El expresentador de CNN, Don Lemon, fue arrestado por agentes federales en Los Ángeles en relación con su cobertura de una protesta contra las actividades de control de inmigración federal en Minnesota, lo que intensificó el enfrentamiento de la administración Trump con la prensa.
La fiscal general de Estados Unidos, Pam Bondi, publicó el viernes en X que había ordenado el arresto de Lemon y otras tres personas por lo que describió como el “ataque coordinado” contra una iglesia en St. Paul, Minnesota.

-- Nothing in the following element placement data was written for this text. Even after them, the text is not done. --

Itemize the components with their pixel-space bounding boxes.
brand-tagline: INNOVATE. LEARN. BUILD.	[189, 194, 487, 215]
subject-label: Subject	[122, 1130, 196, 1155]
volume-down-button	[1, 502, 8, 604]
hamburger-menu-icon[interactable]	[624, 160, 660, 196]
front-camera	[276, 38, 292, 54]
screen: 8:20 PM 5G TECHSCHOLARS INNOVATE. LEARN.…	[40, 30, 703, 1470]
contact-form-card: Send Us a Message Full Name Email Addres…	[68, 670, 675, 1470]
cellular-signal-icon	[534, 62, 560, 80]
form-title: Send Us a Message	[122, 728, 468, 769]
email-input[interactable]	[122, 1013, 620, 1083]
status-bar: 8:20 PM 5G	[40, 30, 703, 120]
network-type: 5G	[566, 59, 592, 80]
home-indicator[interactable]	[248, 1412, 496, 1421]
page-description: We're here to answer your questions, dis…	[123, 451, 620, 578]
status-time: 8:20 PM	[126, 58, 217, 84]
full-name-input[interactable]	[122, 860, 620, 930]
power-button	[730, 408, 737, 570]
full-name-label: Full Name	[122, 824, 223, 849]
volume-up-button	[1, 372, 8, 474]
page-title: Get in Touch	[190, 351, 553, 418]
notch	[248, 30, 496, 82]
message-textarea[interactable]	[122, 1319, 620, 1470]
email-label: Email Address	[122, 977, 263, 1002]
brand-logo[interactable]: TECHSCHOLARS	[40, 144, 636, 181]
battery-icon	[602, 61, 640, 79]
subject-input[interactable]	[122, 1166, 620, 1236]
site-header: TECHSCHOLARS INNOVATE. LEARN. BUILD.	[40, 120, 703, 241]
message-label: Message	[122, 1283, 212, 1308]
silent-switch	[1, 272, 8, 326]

La publicación no detalló las leyes que presuntamente violó Lemon.
Lemon, ahora periodista independiente, cubrió una protesta del 18 de enero en Cities Church, que fue atacada porque uno de sus pastores supuestamente es funcionario de la oficina local de Inmigración y Control de Aduanas de Estados Unidos.
El arresto es el último avance en la ofensiva del presidente Donald Trump contra la inmigración en Minnesota, que ha provocado protestas masivas en todo el estado y el país.
La operación también ha provocado la muerte de dos ciudadanos estadounidenses, Renee Good y Alex Pretti, quienes fueron baleados por agentes federales en enfrentamientos separados a principios de este mes.
Abbe Lowell, abogado de Lemon, declaró que el periodista fue detenido por agentes federales el jueves por la noche en Los Ángeles, donde se preparaba para cubrir los premios Grammy.
Lowell criticó duramente al Departamento de Justicia por dedicar sus recursos a perseguir a periodistas en lugar de investigar a los agentes “que asesinaron a dos manifestantes pacíficos de Minnesota”.
“Don ha sido periodista durante 30 años, y su trabajo en Minneapolis, protegido por la Constitución, no fue diferente a lo que siempre ha hecho”, declaró Lowell en un comunicado.
“La Primera Enmienda existe para proteger a los periodistas, cuya función es arrojar luz sobre la verdad y exigir responsabilidades a quienes ostentan el poder”.
Lemon “combatirá estos cargos enérgica y exhaustivamente” en el tribunal, afirmó el abogado.
Los arrestos siguen a días de esfuerzos fallidos por parte del Departamento de Justicia para convencer a dos jueces de Minnesota y a un tribunal federal de apelaciones para que firmaran órdenes de arresto anteriores, y uno de esos jueces dijo que “no había evidencia” de que Lemon y otro periodista apuntado por el Departamento de Justicia hubiera “participado en algún comportamiento criminal o conspirado para hacerlo”.
La alcaldesa de Los Ángeles, Karen Bass, intervino sobre el arresto en una declaración que identificó a Lemon como un amigo personal y destacó la larga historia del periodista como crítico de Trump.
“El arresto de periodistas por entrar a una iglesia mientras informaban es bastante impactante, pero lo que es aún más alarmante es que no es ningún secreto que Don Lemon es un crítico de Trump”, dijo Bass.